Thirteen months ago, November 16, 2011, my Mom, Linda L. Polsgrove became an angel. After someone you love dies, you may find your life is like a huge jigsaw puzzle that has been scattered across the floor. You work on putting it back together, and over time you find that some pieces are missing and may never be found or the pieces you have no longer fit like they did before.
I feel like I can’t get all the old pieces on the floor to come together and get my life back. I do know that I have a whole new perspective on Life, Love and Loss.
It’s not easy. Grief is not this buffet that you go down and just pick a little of this and that.

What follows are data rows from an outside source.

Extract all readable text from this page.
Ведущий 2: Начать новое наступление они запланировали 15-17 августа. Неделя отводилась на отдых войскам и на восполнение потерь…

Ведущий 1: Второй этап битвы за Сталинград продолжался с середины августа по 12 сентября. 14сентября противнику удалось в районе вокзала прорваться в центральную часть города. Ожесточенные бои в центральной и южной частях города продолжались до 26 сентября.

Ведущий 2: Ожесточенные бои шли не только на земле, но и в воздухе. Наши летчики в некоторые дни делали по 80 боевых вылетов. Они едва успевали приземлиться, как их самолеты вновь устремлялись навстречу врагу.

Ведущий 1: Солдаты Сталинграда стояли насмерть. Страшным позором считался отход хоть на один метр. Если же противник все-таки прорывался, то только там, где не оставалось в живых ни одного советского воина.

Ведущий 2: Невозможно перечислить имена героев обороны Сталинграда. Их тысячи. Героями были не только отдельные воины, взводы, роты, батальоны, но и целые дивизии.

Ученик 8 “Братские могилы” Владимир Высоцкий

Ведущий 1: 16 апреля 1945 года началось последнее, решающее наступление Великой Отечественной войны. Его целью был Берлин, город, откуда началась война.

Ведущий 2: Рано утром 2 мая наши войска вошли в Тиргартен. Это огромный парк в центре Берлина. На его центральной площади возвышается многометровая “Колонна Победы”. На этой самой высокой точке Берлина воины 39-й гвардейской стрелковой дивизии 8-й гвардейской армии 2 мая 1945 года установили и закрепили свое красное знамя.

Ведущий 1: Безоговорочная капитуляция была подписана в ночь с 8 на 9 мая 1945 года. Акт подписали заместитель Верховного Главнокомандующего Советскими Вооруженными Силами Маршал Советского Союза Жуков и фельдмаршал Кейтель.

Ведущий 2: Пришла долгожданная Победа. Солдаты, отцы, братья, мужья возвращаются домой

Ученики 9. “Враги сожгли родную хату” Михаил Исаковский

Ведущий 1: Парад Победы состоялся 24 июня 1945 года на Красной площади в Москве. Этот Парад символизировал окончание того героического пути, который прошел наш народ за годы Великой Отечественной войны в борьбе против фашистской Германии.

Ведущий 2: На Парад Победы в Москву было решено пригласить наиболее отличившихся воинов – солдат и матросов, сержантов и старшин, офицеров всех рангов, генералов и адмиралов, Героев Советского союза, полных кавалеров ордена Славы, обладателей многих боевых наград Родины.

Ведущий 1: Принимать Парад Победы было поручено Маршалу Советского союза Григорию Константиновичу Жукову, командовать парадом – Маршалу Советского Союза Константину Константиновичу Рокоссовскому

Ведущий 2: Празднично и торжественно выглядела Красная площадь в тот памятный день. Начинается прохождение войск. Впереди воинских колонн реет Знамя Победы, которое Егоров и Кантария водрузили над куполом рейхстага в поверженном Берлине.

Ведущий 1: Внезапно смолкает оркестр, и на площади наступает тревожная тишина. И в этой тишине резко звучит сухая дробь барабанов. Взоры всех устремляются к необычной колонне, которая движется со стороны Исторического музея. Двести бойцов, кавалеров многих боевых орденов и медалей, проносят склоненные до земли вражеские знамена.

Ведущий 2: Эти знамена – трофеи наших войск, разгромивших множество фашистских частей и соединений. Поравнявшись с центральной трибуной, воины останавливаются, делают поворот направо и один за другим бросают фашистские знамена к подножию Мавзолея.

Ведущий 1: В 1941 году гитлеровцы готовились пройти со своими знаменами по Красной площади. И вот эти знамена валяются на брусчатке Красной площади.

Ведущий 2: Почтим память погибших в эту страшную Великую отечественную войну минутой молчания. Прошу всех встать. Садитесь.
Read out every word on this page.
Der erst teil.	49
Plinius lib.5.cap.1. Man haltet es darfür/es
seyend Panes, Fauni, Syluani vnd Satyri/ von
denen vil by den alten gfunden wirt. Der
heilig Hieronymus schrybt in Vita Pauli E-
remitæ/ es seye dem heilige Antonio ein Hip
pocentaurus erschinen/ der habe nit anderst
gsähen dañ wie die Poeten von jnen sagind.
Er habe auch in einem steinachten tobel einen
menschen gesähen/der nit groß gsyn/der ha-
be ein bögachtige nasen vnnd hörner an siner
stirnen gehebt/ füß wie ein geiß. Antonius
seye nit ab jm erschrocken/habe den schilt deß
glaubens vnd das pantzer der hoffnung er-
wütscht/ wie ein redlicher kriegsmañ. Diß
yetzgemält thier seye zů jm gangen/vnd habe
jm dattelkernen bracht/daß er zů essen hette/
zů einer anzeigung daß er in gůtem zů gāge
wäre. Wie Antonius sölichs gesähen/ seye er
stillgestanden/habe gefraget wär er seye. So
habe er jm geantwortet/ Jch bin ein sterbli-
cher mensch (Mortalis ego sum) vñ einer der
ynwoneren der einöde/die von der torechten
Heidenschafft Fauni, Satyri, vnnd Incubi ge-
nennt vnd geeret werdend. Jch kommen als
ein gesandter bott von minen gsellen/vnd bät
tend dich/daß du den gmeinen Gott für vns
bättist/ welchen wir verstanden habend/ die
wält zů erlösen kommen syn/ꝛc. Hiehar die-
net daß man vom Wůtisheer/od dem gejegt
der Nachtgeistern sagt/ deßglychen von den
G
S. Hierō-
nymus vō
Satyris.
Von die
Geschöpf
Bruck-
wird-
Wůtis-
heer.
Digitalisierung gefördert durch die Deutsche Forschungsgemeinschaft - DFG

It’s like a jigsaw puzzle. Everyone will handle their grief differently. Some may choose to work on the borders first and move to the middle while others work from the middle out. Some never even open the box. I’ve opened and closed the box, many times, and each time I think I’m making progress, I have another tragedy hit that causes me to close the box again.
Two months ago, October 9, 2012, my Daddy, Charles Gary James, Sr., became an angel.
The jigsaw puzzle pieces I had managed to put together, became scattered on the floor again.
I’m not ready to open that box and start putting the pieces back because I’m scared. What happens if I start again and I lose someone else? In between my Mom passing and my Daddy, I’ve lost two of my loyal canine family. My Niki and Maestro received their wings within 3 months of each other this year.
I’m looking forward to the day when the memories make me smile more than cry. Right now, I’m still mourning, grieving for how it was before and not ready to let go.
Thirteen months later………..
I’m still trying to put that puzzle together. One piece at a time.